I wish people like that would write all this stuff down.

A and C
12th Dec 2002, 08:49
My info on the 1E came from guys who flew the thing for what was then BEA , I guess the only way we will clear this one up is to find a 1E flight manual !.

vintage ATCO
12th Dec 2002, 11:25
Did BEA ever operate the 1E? I don't remember them doing although the memory isn't what it was! :)

treadigraph
12th Dec 2002, 12:58
Neither is mine Vintage ATCO, but strange stutterings from within the grey matter do seem to recall BEA acquiring Northeast (the UK one!) and Channel Airways (?) both of whom operated Tridents... 1Es?

PaperTiger
12th Dec 2002, 20:02
BA had four 1Es:
SWU ex-Kuwait, VYB, VYC and VYE ex-Channel/BKS/Northeast (VYD was written off before the takeover).

vintage ATCO
12th Dec 2002, 21:11
Ah ha! Now all we need is a manual! :D

excrewingbod
13th Dec 2002, 19:42
As far as I am aware it was the 1C that had the option of dropping the main gear, for use as an airbrake, not the 1E.

The option was apparently dropped quite early in the Trident's life. According to the book - Classic Civil Aircraft 5 - Hawker Siddeley Trident, by Max Kingsley-Jones, there was a rumour that someone had tried to land with the nose gear retracted. How true that rumour is, I don't know.

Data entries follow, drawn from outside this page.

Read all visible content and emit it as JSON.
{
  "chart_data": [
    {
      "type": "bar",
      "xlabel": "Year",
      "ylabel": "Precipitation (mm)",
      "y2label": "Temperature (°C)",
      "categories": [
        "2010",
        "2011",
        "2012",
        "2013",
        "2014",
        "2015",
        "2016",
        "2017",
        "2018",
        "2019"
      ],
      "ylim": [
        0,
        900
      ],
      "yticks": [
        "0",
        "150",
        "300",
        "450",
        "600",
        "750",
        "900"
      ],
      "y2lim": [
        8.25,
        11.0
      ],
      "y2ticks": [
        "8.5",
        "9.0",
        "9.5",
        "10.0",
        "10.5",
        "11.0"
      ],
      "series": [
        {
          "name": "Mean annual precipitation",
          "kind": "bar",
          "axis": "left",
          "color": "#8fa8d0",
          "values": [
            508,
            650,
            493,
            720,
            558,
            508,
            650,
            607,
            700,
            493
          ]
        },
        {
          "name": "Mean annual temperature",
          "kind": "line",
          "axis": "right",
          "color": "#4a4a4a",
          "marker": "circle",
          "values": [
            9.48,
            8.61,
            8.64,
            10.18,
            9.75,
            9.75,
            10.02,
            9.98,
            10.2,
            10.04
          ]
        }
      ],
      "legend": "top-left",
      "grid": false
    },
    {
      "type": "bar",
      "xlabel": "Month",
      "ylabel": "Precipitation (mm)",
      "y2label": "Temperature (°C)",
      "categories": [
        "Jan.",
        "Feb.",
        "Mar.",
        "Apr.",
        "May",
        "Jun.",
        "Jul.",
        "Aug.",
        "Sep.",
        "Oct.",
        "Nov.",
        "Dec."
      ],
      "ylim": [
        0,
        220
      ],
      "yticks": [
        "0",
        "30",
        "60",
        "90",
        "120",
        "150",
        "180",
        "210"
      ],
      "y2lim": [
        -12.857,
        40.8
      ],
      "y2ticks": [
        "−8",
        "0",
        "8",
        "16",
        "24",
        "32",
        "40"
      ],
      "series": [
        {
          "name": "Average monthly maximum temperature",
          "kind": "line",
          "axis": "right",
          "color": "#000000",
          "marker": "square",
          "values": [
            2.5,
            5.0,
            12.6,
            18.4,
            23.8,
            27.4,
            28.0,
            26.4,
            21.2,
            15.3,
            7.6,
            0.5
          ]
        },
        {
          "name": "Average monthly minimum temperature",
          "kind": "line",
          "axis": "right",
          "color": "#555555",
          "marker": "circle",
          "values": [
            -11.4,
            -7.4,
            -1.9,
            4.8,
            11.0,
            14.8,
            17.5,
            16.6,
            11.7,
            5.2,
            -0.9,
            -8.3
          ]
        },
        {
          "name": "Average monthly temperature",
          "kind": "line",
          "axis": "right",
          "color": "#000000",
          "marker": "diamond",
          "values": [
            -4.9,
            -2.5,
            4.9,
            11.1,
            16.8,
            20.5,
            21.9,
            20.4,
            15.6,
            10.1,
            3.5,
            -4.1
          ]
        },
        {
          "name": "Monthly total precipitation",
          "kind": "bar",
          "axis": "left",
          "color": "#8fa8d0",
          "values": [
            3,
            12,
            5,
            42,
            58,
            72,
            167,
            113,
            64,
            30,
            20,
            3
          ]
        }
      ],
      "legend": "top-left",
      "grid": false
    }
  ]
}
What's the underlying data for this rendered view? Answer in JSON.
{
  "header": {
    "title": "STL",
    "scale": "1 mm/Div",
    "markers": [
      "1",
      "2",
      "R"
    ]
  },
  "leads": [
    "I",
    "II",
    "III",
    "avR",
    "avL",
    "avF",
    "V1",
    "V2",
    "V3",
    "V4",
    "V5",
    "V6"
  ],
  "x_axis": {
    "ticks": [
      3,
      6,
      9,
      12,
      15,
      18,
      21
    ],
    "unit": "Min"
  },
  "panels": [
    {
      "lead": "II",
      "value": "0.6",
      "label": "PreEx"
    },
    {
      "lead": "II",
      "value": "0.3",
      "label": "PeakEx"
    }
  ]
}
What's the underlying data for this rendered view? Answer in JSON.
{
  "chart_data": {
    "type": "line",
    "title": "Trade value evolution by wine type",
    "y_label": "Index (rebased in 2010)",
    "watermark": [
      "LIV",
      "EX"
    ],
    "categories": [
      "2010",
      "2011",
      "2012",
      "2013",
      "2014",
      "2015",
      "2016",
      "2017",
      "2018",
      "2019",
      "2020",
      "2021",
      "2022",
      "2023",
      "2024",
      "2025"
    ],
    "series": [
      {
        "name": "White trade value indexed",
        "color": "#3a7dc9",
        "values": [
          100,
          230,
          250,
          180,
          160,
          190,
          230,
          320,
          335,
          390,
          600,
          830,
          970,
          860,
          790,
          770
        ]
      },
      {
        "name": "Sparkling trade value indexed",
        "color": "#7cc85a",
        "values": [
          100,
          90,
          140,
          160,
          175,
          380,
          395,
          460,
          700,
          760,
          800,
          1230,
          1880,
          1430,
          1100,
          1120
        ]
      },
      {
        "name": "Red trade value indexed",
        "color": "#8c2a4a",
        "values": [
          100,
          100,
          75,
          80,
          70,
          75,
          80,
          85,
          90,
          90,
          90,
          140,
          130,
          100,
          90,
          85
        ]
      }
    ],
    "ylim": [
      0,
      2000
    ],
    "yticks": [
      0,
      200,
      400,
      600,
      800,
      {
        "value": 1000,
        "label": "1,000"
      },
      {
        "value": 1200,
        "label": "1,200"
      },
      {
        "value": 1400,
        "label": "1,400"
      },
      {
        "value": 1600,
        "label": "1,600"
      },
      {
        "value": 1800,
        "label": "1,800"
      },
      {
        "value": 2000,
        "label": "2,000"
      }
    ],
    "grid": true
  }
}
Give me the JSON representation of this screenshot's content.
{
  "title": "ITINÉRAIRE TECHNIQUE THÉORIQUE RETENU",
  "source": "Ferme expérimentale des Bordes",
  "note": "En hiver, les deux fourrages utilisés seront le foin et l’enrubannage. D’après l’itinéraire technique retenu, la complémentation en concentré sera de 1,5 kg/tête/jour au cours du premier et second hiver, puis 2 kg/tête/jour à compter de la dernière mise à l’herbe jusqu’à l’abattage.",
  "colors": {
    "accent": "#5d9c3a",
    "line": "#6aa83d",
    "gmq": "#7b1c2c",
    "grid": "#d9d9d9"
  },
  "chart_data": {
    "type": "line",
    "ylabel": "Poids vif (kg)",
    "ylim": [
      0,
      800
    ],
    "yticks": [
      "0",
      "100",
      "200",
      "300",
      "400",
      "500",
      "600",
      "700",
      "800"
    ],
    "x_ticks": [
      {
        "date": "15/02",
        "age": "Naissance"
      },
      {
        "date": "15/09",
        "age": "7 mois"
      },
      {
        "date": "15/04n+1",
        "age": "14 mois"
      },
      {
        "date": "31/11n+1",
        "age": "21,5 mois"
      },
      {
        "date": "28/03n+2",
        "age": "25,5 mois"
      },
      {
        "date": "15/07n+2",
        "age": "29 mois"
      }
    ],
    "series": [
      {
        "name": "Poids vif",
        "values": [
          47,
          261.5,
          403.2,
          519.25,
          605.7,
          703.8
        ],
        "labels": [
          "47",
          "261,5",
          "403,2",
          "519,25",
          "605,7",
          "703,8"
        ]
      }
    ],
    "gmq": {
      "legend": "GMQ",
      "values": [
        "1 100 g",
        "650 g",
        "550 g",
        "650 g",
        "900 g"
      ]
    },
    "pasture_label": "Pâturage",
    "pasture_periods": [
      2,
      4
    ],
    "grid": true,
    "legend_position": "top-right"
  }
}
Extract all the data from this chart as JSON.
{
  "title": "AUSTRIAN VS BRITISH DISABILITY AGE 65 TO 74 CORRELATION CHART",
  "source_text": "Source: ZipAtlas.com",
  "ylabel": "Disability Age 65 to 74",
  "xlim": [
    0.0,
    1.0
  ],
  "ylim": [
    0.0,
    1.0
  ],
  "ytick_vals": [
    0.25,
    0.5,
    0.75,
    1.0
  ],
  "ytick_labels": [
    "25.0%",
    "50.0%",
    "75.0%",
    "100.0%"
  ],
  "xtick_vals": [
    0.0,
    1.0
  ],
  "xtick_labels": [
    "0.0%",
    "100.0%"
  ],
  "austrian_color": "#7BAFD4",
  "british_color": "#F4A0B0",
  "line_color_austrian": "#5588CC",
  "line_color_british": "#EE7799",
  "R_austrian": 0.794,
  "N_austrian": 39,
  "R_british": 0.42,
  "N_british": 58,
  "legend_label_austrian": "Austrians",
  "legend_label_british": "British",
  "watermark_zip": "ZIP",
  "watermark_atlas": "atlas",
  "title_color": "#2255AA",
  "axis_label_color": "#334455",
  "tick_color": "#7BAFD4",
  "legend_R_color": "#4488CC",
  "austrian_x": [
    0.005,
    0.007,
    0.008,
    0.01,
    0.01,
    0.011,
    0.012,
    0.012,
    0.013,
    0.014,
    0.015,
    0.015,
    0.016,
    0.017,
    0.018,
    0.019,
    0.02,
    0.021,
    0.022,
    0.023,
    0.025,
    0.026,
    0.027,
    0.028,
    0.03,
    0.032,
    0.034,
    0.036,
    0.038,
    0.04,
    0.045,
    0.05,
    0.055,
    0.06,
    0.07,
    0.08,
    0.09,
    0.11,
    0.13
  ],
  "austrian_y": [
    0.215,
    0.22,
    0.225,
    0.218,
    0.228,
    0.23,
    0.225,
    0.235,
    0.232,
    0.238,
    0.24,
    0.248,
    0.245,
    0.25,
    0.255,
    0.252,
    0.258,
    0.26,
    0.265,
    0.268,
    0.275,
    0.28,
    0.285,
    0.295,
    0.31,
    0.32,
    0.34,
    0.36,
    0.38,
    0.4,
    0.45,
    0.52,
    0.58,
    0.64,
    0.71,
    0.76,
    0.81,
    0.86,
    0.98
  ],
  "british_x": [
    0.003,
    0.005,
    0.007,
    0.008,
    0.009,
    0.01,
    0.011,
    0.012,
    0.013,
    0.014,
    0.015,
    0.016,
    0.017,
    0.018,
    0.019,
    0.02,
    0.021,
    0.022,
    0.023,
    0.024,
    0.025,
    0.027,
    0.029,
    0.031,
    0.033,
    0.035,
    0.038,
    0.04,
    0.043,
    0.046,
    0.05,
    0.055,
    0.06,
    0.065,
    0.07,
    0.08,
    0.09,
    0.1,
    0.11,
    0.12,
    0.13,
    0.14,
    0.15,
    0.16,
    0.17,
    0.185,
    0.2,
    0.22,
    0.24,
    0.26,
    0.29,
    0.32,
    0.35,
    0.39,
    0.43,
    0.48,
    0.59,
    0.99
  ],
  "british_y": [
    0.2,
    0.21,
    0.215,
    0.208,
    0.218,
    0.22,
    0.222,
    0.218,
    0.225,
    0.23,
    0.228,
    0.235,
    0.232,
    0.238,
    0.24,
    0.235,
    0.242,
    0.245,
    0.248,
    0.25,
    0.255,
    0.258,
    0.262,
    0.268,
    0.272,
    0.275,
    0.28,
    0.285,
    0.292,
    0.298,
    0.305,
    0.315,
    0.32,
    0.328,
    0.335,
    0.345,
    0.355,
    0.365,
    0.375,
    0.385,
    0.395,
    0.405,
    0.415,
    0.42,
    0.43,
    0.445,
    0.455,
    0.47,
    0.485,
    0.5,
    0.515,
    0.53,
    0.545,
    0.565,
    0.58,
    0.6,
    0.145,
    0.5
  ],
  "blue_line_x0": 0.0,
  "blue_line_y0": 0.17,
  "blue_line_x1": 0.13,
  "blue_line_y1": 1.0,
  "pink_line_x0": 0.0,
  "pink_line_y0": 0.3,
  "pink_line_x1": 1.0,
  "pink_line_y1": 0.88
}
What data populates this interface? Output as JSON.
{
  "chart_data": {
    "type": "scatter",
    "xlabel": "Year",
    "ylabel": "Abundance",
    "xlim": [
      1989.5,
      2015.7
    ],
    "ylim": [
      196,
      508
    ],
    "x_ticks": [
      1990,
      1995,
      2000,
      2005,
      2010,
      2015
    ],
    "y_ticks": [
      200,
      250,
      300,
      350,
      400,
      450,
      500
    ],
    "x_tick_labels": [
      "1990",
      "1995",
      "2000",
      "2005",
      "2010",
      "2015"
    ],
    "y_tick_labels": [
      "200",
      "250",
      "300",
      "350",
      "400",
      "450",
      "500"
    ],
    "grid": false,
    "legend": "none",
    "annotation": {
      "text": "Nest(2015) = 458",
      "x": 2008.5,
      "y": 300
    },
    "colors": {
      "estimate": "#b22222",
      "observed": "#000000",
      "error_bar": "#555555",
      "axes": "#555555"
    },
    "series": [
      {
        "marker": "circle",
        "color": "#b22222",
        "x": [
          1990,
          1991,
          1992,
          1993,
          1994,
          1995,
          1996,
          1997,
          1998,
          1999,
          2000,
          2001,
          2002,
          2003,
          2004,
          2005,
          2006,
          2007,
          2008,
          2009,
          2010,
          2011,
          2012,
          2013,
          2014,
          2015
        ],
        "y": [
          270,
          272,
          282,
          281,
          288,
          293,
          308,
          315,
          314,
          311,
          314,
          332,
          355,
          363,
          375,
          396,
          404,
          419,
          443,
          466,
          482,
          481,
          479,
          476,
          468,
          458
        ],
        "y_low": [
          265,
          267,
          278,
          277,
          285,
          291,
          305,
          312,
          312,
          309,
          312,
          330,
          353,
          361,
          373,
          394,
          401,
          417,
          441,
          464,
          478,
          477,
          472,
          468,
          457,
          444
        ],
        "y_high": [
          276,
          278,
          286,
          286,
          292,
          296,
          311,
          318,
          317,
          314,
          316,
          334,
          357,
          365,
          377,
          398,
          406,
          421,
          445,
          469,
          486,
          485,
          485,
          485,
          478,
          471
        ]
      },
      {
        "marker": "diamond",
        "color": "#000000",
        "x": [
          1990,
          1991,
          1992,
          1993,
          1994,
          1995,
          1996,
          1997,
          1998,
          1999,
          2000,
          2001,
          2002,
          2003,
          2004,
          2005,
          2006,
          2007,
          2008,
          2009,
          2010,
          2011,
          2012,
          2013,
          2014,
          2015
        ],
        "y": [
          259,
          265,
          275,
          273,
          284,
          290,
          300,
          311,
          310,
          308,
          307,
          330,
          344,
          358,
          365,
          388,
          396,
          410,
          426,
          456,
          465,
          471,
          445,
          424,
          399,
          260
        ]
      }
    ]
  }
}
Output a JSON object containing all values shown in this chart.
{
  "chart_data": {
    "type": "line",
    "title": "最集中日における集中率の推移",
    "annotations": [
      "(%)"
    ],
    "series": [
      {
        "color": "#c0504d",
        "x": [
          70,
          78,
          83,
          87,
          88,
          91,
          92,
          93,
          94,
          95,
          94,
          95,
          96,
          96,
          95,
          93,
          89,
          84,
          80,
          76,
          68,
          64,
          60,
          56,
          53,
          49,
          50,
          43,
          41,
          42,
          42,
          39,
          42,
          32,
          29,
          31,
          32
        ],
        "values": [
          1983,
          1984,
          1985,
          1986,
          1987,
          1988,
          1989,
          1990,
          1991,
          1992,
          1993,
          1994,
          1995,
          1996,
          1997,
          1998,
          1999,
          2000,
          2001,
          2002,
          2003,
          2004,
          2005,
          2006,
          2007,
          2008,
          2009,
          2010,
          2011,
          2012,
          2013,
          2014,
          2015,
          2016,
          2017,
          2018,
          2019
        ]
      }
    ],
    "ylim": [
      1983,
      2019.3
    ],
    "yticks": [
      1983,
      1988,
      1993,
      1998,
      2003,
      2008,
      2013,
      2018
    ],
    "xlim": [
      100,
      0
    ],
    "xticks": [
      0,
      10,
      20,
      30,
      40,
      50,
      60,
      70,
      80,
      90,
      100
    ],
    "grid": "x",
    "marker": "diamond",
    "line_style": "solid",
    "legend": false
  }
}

Unfortunately I only have a flight manual for a 2E (G-AZXM), which had the usual speedbrakes. I also have a load of maintenance manuals for Trident 1s, 2s and 3s, but alas not one that covers flying controls, so I can't confirm.

BTW for any Trident fan, the above book by Max Kingsley-Jones, ISBN 0 7110 2132 5, is an excellent read.

excrewingbod
17th Dec 2002, 21:34
When looking through some old engineers lecture notes on the Trident, there was a diagram of the central pedestral, with the switch and warning light, for quote.......

'main landing gear lowered as an additional airbrake'

Shaggy Sheep Driver
19th Dec 2002, 08:48
Hmmmm. The plot thickens....

I wonder if anyone will produce definative evidence - documentary or photographic.

SSD

excrewingbod
19th Dec 2002, 11:00
SSD,

I could email you a scan of the diagram/picture if you want.

I got another bunch of Trident manuals yesterday, and I'm in the process of searching through them.